Son, remember that in your lifetime you received your good things, and likewise Lazarus evil things; but now he is comforted and you are tormented.

That seems painfully, painfully clear to me.

The Anti-Gnostic said...

When the federal government turns to the saints to learn how to govern, I'll gladly support the idea of basing fair taxation on what they have to say.

I'll go further: net tax-paying Americans are financing an atheistic regime that is run by and for a criminal elite.

Anonymous said...

I'll go further: net tax-paying Americans are financing an atheistic regime that is run by and for a criminal elite.


I take it then, that the net tax paying americans are true, right believing worshippers under a vicious tyranny that was freely elected by a non tax paying public that is atheistic.

Stephen said...

What is more moral? Hoarding one's wealth or redistributing someone else's? I'd say it is the mind of theChurch that the latter is more corrupting. You?

The Anti-Gnostic said...

Anon - it may be more accurate to say a plurality that presents insoluble public choice problems. But given the majority of Americans receive more in government services and transfer payments than they pay in taxes, I'm afraid you're correct.

Anonymous said...

Hoarding one's wealth or redistributing someone else's? I'd say it is the mind of theChurch that the latter is more corrupting. You?

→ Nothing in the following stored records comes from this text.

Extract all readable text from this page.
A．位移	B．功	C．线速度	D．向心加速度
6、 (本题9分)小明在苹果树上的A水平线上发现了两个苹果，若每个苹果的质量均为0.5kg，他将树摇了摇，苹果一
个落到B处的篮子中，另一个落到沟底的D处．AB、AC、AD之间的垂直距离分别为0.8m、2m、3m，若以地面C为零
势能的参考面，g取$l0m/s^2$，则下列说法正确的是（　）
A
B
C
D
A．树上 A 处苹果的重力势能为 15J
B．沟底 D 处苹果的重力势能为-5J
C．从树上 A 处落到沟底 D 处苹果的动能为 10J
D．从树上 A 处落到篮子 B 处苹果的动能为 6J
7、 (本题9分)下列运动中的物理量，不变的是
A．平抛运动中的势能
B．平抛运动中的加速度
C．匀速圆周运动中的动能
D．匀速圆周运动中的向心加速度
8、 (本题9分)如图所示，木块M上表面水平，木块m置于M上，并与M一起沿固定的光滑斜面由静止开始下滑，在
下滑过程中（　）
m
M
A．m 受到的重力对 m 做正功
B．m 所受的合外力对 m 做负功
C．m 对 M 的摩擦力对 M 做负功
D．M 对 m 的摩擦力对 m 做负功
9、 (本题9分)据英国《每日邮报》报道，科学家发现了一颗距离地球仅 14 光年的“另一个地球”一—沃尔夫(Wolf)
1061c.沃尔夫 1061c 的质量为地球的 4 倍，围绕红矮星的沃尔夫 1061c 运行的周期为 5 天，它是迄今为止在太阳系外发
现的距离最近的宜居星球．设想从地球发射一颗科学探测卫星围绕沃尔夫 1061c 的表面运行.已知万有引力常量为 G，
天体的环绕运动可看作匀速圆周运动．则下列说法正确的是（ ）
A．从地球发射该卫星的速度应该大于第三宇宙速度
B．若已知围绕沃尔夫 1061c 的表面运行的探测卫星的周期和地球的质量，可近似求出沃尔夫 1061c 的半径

First, there's the fallacy that wealth is "one's own".

This is based on the peculiar notion that one has "created" one's wealth completely, ( I mean completely from the creation of matter, say gold, to the creation of a shovel and finding a location where gold is, to digging it up by oneself, to refining it, etc;etc;- get the drift?) and that one therefore owns it.

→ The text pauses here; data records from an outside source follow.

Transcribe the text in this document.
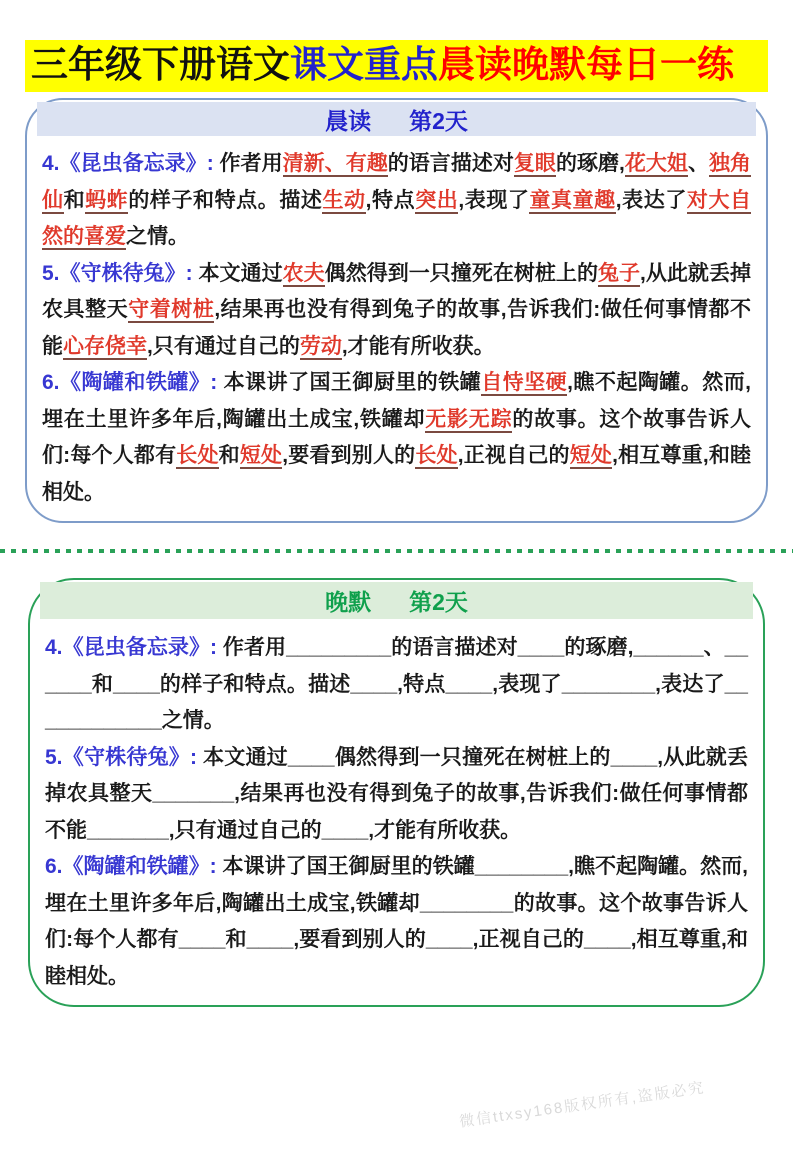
三年级下册语文课文重点晨读晚默每日一练
晨读 第2天

4.《昆虫备忘录》: 作者用清新、有趣的语言描述对复眼的琢磨,花大姐、独角仙和蚂蚱的样子和特点。描述生动,特点突出,表现了童真童趣,表达了对大自然的喜爱之情。

5.《守株待兔》: 本文通过农夫偶然得到一只撞死在树桩上的兔子,从此就丢掉农具整天守着树桩,结果再也没有得到兔子的故事,告诉我们:做任何事情都不能心存侥幸,只有通过自己的劳动,才能有所收获。

6.《陶罐和铁罐》: 本课讲了国王御厨里的铁罐自恃坚硬,瞧不起陶罐。然而,埋在土里许多年后,陶罐出土成宝,铁罐却无影无踪的故事。这个故事告诉人们:每个人都有长处和短处,要看到别人的长处,正视自己的短处,相互尊重,和睦相处。

晚默 第2天

4.《昆虫备忘录》: 作者用_________的语言描述对____的琢磨,______、______和____的样子和特点。描述____,特点____,表现了________,表达了____________之情。

5.《守株待兔》: 本文通过____偶然得到一只撞死在树桩上的____,从此就丢掉农具整天_______,结果再也没有得到兔子的故事,告诉我们:做任何事情都不能_______,只有通过自己的____,才能有所收获。

6.《陶罐和铁罐》: 本课讲了国王御厨里的铁罐________,瞧不起陶罐。然而,埋在土里许多年后,陶罐出土成宝,铁罐却________的故事。这个故事告诉人们:每个人都有____和____,要看到别人的____,正视自己的____,相互尊重,和睦相处。

微信ttxsy168版权所有,盗版必究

It's really just a subset of the notion that one's ego is one's self, one's personality...all by its lonesome.

Never mind the ancestors who made the present world, nor those around you who created, worked, struggled to make the conditions for you to have an education, obtain skills, use services, roads etc; ( get the drift again?).

"But given the majority of Americans receive more in government services and transfer payments than they pay in taxes, I'm afraid you're correct."

Same response.

It's amazing how selfishness, Randian-style, has infiltrated so deeply that it's considered to be normative.

Stephen said...

Anon,
In a fallen world, one can find many topics on which to grandstand and convey one's other-worldliness and erudition, including issues such as wealth and ownership. Us mortals on the ground, however, are left to deal with things as they are in our time and space, which means clear thinking in understanding a moral distinction between hoarding wealth and redistributing someone else's.

Anyone have a distinction? John?

Visibilium said...

I'm comfortable in amassing massive wealth within the parameters established by contemporary Church practice. As long as I've a competent priest, I don't need to interpret random quotations from the Bible or the Fathers.